I should mention that the stat is scaled to read like ERA, so the lower the number, the better. He checks in at 4.63, which isn’t so terrible. However, when you dig a little deeper there is even more reason to not give up on the 24 year old righty. A variation of FIP, called xFIP assumes all pitchers have league average home run/fly ball rates. In short, home run/fly ball rates tell you of all the fly balls allowed by a pitcher, how many were home runs. As a pitcher, you would obviously want to have a small percentage of fly balls hit against you result in home runs. In this aspect, Volstad has a relatively good 3.64 xFIP. The big question is if he can or will be able to lower his HR/FB rate. As of right now, he is at a very poor 17.4%. Remember, the league average is 10.5%. Last year, though, Volstad actually had a very good HR/FB rate at 8.8%, so there is hope he can attain a lower rate in the future.
Also, Volstad’s struggles with allowing the longball were previously explored on this site in this piece by Mr. Burie.

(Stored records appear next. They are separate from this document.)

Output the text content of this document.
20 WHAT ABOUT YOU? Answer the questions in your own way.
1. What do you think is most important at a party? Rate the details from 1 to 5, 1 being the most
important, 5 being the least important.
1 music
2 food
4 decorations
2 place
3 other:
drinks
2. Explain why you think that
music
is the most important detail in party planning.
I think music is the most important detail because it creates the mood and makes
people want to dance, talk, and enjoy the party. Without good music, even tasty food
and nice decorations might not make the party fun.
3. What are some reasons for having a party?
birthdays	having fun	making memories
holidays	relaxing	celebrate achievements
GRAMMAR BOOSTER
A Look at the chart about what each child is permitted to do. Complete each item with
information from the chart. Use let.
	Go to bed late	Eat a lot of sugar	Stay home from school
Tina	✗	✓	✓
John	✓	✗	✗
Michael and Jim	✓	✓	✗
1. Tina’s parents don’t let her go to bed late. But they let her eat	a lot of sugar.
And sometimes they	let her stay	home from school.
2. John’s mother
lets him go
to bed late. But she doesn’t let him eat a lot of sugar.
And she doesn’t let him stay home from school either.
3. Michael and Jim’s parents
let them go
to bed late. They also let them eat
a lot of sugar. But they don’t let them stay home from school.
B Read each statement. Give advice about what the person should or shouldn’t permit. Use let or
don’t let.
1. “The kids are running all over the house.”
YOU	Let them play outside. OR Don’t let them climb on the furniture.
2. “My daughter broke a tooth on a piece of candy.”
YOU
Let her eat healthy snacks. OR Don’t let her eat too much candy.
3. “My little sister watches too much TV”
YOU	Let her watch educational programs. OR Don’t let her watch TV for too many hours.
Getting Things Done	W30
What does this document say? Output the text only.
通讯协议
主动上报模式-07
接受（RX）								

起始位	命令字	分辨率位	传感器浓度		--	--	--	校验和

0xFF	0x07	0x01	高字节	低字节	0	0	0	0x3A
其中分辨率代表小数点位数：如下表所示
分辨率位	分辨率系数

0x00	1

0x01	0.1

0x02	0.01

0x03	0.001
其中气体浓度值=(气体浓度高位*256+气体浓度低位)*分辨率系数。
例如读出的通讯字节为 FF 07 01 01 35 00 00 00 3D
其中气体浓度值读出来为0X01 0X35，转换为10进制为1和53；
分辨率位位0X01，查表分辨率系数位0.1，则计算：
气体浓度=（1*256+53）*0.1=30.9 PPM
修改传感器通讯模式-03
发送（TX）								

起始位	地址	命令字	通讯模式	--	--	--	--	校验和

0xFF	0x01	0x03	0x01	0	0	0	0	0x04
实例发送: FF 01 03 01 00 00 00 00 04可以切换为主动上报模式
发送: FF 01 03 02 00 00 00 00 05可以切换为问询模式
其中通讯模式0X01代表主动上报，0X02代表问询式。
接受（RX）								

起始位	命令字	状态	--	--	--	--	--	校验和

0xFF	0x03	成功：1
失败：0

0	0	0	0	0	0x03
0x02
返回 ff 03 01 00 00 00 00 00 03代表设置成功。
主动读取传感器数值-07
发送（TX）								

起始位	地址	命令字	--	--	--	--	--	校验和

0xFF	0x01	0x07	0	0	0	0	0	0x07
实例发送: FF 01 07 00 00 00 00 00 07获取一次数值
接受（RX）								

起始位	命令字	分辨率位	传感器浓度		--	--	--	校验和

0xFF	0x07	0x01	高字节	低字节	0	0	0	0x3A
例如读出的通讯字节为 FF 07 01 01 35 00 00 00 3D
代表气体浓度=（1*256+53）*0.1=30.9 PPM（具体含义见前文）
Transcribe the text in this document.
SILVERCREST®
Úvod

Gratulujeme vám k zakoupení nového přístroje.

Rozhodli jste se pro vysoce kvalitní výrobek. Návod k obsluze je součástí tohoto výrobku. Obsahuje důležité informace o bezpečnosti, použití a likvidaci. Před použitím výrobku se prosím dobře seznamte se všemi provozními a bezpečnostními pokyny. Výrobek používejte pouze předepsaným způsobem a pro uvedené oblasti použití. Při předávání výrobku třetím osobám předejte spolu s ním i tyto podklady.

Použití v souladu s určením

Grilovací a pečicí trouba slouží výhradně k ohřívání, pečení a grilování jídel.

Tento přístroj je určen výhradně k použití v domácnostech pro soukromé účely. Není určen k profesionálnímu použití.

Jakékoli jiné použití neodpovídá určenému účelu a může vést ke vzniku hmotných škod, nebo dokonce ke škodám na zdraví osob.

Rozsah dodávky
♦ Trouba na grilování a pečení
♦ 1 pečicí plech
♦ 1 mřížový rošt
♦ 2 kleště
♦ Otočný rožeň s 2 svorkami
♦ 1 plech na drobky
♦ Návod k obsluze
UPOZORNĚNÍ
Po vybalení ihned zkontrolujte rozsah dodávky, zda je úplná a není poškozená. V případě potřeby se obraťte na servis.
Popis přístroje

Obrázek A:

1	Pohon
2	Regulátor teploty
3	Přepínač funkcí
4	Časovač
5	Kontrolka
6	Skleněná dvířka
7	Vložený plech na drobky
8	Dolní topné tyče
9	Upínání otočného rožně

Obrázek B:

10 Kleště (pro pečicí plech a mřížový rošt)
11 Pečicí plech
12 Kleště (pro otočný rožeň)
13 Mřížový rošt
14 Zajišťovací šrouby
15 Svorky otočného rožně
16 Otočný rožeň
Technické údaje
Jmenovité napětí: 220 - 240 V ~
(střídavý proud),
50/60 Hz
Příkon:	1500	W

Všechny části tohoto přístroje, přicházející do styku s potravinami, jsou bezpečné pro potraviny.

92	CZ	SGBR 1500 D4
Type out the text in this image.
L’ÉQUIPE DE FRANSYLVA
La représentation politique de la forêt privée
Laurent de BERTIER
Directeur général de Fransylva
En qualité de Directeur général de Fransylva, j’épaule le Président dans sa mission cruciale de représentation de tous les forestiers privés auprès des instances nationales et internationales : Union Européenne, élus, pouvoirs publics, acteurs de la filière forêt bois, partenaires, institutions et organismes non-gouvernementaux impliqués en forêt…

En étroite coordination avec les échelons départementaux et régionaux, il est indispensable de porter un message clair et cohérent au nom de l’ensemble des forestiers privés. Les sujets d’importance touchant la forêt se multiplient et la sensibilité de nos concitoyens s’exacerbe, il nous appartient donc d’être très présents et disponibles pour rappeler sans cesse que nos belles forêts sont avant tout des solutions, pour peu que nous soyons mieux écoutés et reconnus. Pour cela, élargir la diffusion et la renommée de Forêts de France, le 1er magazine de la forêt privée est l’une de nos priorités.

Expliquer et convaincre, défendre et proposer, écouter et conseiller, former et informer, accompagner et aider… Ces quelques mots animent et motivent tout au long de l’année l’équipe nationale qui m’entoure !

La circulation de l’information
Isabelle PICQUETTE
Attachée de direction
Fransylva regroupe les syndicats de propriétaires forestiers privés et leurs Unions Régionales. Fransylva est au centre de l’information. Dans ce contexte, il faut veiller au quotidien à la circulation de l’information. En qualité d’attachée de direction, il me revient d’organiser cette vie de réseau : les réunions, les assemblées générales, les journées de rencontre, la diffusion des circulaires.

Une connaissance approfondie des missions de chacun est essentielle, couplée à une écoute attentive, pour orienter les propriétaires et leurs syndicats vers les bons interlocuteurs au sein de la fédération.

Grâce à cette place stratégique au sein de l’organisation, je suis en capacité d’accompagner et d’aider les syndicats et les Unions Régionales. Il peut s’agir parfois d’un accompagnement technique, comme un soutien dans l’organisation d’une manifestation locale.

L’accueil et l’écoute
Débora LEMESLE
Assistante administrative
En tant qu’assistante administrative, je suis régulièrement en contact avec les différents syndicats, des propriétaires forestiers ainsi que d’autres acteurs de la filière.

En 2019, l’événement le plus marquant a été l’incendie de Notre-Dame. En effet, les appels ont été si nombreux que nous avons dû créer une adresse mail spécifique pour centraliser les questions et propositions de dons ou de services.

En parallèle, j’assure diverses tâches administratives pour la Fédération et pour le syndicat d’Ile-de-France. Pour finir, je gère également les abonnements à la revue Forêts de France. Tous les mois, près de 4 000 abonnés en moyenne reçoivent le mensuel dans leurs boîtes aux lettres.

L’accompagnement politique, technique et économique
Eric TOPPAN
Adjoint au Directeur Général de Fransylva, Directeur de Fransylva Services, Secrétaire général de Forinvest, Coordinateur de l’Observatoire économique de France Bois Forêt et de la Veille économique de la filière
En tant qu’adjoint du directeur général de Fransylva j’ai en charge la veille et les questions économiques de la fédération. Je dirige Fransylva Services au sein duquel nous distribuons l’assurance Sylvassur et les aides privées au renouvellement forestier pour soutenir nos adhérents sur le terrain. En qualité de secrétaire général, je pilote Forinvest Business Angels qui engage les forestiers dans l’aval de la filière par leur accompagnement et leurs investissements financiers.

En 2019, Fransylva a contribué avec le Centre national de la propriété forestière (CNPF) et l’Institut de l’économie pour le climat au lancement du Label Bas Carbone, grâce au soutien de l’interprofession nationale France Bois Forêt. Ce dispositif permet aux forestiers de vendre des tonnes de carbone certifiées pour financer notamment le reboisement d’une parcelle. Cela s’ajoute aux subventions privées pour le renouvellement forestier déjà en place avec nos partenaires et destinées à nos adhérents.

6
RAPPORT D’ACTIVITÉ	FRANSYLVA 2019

Chris Volstad-ERA FIP xFIP
5.66 4.63 3.64
So behind that disappointing ERA, there is evidence that Chris Volstad is better than he gets credit for. Granted, the numbers still aren’t anything great, but they are much better than a 5.66 ERA suggests, and if he can somehow fix his Achilles heel for allowing home runs, he could become a much better pitcher.
And thats certainly nothing to turn away in digust about.